On a bien senti lundi après-midi à Montréal les craintes des bâilleurs de fonds, qui veulent certes respecter la souveraineté du gouvernement, mais sans pour autant renier leur droit de regard sur les milliards qui sont promis. Souverain, Haïti, mais surveillé.

C'est pourquoi la déclaration de Montréal fait aussi état du droit des partenaires de la reconstruction (États, organisations nationales, internationales et régionales, institutions financières) de «cerner [avec l'État haïtien] les secteurs prioritaires et les responsabilités qui en découlent».

Selon la secrétaire d'État américaine, Hillary Clinton, «la bonne approche à suivre sera déterminée dans les prochaines semaines». Elle a cité comme exemple l'après-tsunami, «où le gouvernement de l'Indonésie a travaillé avec la Banque mondiale, les Nations unies et les pays donateurs».

Autorité provisoire

Directeur de la branche haïtienne du National Democratic Institute, l'ancien politicien et diplomate québécois Gérard Latulippe ne croit absolument pas que le gouvernement haïtien puisse agir comme maître d'oeuvre de la reconstruction. «Il n'a plus aucune capacité à secourir son peuple, à le nourrir, à lui obtenir du travail, à lui fournir des soins de santé, une éducation décente, à le protéger contre les gangs qui prennent le contrôle de la rue», écrivait-il cette semaine dans une lettre ouverte.

Depuis plus d'un an qu'il vit en Haïti et observe la solidité des instances démocratiques, M. Latulippe estime que, «s'il est vrai de dire que l'État était un peu plus stable depuis quelques mois, les capacités qu'il avait de livrer les services de l'État étaient très faibles.
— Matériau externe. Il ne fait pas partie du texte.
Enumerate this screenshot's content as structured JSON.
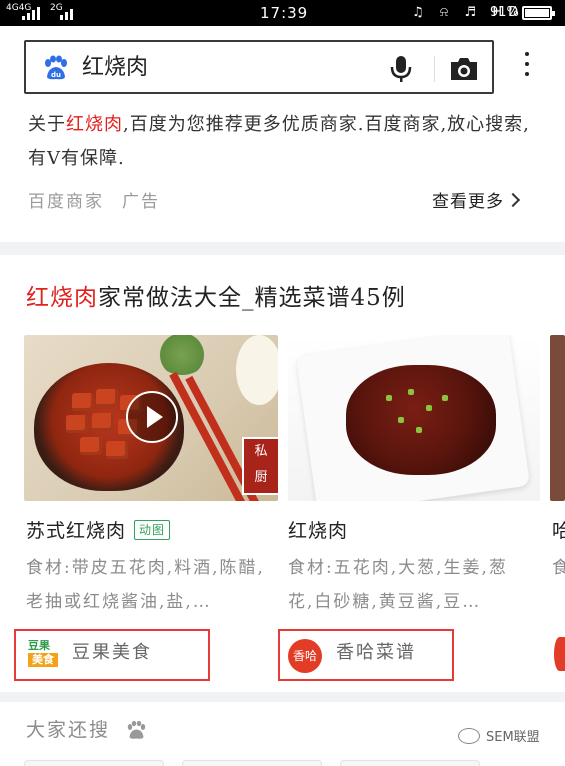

On dit souvent que ce sont les ONG qui font vivre Haïti: c'est un problème structurel», affirme-t-il depuis Washington, où nous l'avons joint cette semaine.

Selon M. Latulippe — qui a évité la mort de peu le 12 janvier — un État aussi faible ne peut pas gérer toute la reconstruction. D'autant moins quand la légitimité politique du gouvernement touche à sa fin, des élections étant prévues pour 2010. M. Latulippe milite donc pour qu'une autorité provisoire soit créée et mène «la reconstruction physique, la relance de l'économie locale, la mise en place d'une fonction publique efficace et la reconstruction du système politique».

Une tâche immense qui n'a de chance de réussite que si «le processus [de décision] est élargi pour inclure des représentants de tous les secteurs de la société haïtienne», dit Gérard Latulippe en donnant l'exemple québécois des états généraux, où le panel de discussions est assez large pour donner une légitimité aux consensus dégagés.

Une autorité provisoire, c'est l'un des exemples que retient Jocelyn Coulon, directeur du Réseau francophone de recherche sur les opérations de paix du CERIUM. «La catastrophe actuelle se superpose à une crise politique permanente, dit-il. Malgré de gros efforts de l'ONU et d'autres partenaires, le système politique est paralysé. Le président est élu légitimement, mais les premiers ministres n'arrêtent pas de se succéder. La législature ne fonctionne pas. Dans ces circonstances, on peut se poser la question de la pertinence d'avoir une autorité provisoire qui pourrait accompagner la reconstruction et rétablir les liens entre les factions politiques.»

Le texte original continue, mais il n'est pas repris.